8.1 Moderation

Moderation occurs when the relationship between two variables depends on a third variable.

  • The third variable is referred to as the moderating variable or simply the moderator.
  • The moderator affects the direction and/or strength of the relationship between the explanatory (\(x\)) and response (\(y\)) variable.
    • This tends to be an important
  • When testing a potential moderator, we are asking the question whether there is an association between two constructs, but separately for different subgroups within the sample.
    • This is also called a stratified model, or a subgroup analysis.
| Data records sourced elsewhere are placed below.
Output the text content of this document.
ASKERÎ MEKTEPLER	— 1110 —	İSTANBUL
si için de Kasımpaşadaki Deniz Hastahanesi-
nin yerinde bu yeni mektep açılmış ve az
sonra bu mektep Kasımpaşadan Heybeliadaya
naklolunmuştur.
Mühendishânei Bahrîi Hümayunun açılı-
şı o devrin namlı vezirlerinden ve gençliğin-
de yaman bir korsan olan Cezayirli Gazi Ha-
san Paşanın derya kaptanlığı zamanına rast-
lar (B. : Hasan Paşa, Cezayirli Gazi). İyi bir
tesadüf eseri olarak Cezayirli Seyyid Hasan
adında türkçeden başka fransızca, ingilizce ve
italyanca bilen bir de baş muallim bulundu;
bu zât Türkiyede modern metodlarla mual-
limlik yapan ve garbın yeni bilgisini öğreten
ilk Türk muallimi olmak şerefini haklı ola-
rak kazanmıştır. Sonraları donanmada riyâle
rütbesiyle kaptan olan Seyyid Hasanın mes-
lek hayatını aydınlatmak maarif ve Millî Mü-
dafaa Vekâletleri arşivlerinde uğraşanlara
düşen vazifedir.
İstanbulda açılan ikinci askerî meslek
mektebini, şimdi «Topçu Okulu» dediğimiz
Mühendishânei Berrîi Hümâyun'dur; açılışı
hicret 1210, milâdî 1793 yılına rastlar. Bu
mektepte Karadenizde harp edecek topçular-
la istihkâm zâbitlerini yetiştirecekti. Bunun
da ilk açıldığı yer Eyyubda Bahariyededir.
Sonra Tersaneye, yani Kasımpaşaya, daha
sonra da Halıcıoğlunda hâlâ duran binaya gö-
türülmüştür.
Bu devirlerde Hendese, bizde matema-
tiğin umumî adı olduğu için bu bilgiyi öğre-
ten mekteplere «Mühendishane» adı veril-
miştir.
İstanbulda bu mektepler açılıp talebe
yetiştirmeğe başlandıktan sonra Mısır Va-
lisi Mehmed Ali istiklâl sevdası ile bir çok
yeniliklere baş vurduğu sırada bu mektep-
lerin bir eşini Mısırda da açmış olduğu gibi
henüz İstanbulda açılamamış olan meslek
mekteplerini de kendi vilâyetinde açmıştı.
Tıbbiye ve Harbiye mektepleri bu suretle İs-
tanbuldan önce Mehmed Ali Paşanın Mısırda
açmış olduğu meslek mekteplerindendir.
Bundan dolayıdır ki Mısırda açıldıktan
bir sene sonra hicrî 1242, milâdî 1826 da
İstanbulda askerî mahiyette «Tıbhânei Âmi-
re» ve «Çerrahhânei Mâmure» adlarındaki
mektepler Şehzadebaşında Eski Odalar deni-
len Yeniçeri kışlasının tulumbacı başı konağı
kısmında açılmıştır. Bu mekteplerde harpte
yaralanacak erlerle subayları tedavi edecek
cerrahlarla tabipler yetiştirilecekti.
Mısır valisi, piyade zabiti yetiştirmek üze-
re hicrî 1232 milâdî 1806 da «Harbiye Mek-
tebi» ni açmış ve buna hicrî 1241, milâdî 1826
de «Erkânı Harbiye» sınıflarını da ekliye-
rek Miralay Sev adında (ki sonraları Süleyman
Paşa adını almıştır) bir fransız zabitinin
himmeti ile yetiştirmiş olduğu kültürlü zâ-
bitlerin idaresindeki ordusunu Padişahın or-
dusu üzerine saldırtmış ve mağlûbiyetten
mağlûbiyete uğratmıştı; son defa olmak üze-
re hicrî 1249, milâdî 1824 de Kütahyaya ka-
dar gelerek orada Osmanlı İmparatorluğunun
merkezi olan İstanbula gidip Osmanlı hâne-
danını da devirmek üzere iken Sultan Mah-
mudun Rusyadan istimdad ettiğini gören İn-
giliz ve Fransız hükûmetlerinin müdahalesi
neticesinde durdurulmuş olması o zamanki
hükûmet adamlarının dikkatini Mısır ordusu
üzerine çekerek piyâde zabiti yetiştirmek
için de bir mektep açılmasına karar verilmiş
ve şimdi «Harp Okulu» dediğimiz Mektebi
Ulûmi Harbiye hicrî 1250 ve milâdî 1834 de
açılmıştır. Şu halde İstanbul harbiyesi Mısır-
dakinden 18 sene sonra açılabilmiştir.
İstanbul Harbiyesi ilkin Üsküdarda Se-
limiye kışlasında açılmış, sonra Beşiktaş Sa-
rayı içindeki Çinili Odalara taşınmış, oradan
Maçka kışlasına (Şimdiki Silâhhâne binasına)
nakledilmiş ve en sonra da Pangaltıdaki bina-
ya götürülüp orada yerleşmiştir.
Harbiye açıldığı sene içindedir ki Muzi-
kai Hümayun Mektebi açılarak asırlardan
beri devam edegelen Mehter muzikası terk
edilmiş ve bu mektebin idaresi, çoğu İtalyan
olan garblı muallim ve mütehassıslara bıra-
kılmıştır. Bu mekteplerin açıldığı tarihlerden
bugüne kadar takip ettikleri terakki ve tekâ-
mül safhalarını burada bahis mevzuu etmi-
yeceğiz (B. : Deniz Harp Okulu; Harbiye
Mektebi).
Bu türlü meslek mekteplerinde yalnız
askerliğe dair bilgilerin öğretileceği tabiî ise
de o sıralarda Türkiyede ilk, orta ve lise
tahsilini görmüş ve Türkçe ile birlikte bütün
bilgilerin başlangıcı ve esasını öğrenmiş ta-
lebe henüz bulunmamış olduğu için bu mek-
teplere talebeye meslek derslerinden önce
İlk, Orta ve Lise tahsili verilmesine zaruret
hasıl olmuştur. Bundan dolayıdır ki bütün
8.1.1 Example 1: Simpson’s Paradox

Sometimes moderating variables can result in what’s known as Simpson’s Paradox. This has had legal consequences in the past at UC Berkeley.
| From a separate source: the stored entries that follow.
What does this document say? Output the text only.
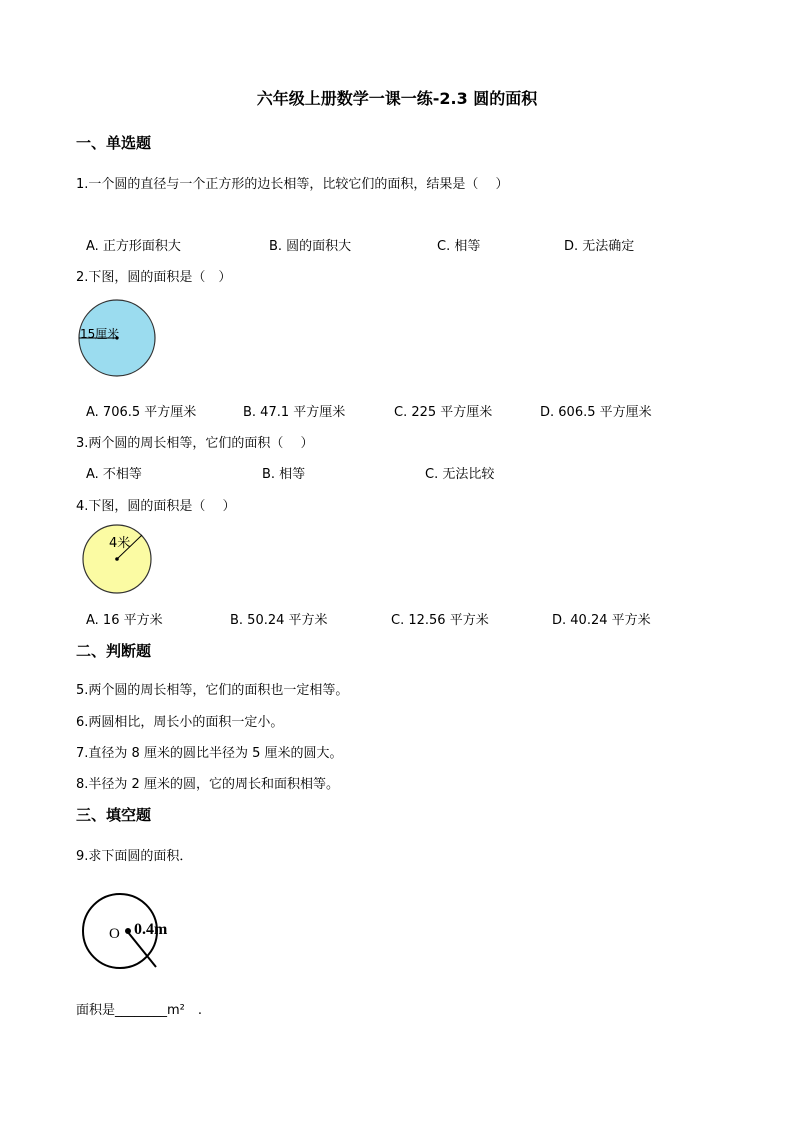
六年级上册数学一课一练-2.3 圆的面积
一、单选题
1.一个圆的直径与一个正方形的边长相等，比较它们的面积，结果是（　 ）
A. 正方形面积大	B. 圆的面积大	C. 相等	D. 无法确定
2.下图，圆的面积是（　）
15厘米
A. 706.5 平方厘米	B. 47.1 平方厘米	C. 225 平方厘米	D. 606.5 平方厘米
3.两个圆的周长相等，它们的面积（　 ）
A. 不相等	B. 相等	C. 无法比较
4.下图，圆的面积是（　 ）
4米
A. 16 平方米	B. 50.24 平方米	C. 12.56 平方米	D. 40.24 平方米
二、判断题
5.两个圆的周长相等，它们的面积也一定相等。
6.两圆相比，周长小的面积一定小。
7.直径为 8 厘米的圆比半径为 5 厘米的圆大。
8.半径为 2 厘米的圆，它的周长和面积相等。
三、填空题
9.求下面圆的面积．
O 0.4m
面积是________m²　.
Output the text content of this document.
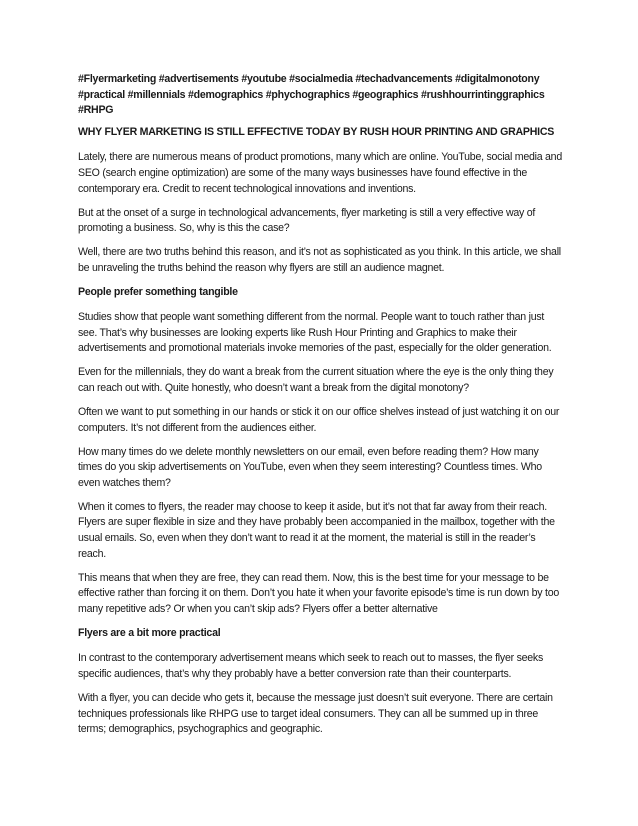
#Flyermarketing #advertisements #youtube #socialmedia #techadvancements #digitalmonotony #practical #millennials #demographics #phychographics #geographics #rushhourrintinggraphics #RHPG

WHY FLYER MARKETING IS STILL EFFECTIVE TODAY BY RUSH HOUR PRINTING AND GRAPHICS

Lately, there are numerous means of product promotions, many which are online. YouTube, social media and SEO (search engine optimization) are some of the many ways businesses have found effective in the contemporary era. Credit to recent technological innovations and inventions.

But at the onset of a surge in technological advancements, flyer marketing is still a very effective way of promoting a business. So, why is this the case?

Well, there are two truths behind this reason, and it’s not as sophisticated as you think. In this article, we shall be unraveling the truths behind the reason why flyers are still an audience magnet.

People prefer something tangible

Studies show that people want something different from the normal. People want to touch rather than just see. That’s why businesses are looking experts like Rush Hour Printing and Graphics to make their advertisements and promotional materials invoke memories of the past, especially for the older generation.

Even for the millennials, they do want a break from the current situation where the eye is the only thing they can reach out with. Quite honestly, who doesn’t want a break from the digital monotony?

Often we want to put something in our hands or stick it on our office shelves instead of just watching it on our computers. It’s not different from the audiences either.

How many times do we delete monthly newsletters on our email, even before reading them? How many times do you skip advertisements on YouTube, even when they seem interesting? Countless times. Who even watches them?

When it comes to flyers, the reader may choose to keep it aside, but it’s not that far away from their reach. Flyers are super flexible in size and they have probably been accompanied in the mailbox, together with the usual emails. So, even when they don’t want to read it at the moment, the material is still in the reader’s reach.

This means that when they are free, they can read them. Now, this is the best time for your message to be effective rather than forcing it on them. Don’t you hate it when your favorite episode’s time is run down by too many repetitive ads? Or when you can’t skip ads? Flyers offer a better alternative

Flyers are a bit more practical

In contrast to the contemporary advertisement means which seek to reach out to masses, the flyer seeks specific audiences, that’s why they probably have a better conversion rate than their counterparts.

With a flyer, you can decide who gets it, because the message just doesn’t suit everyone. There are certain techniques professionals like RHPG use to target ideal consumers. They can all be summed up in three terms; demographics, psychographics and geographic.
8.1.2 Example 2: Sepal vs Petal Length in Iris flowers

Let’s explore the relationship between the length of the sepal in an iris flower, and the length (cm) of it’s petal.

overall <- ggplot(iris, aes(x=Sepal.Length, y=Petal.Length)) + 
                geom_point() + geom_smooth(se=FALSE) + 

by_spec <- ggplot(iris, aes(x=Sepal.Length, y=Petal.Length, col=Species)) + 
                  geom_point() + geom_smooth(se=FALSE) + 
                  theme_bw() + theme(legend.position="top")

gridExtra::grid.arrange(overall, by_spec , ncol=2)

The points are clearly clustered by species, the slope of the lowess line between virginica and versicolor appear similar in strength, whereas the slope of the line for setosa is closer to zero. This would imply that petal length for Setosa may not be affected by the length of the sepal.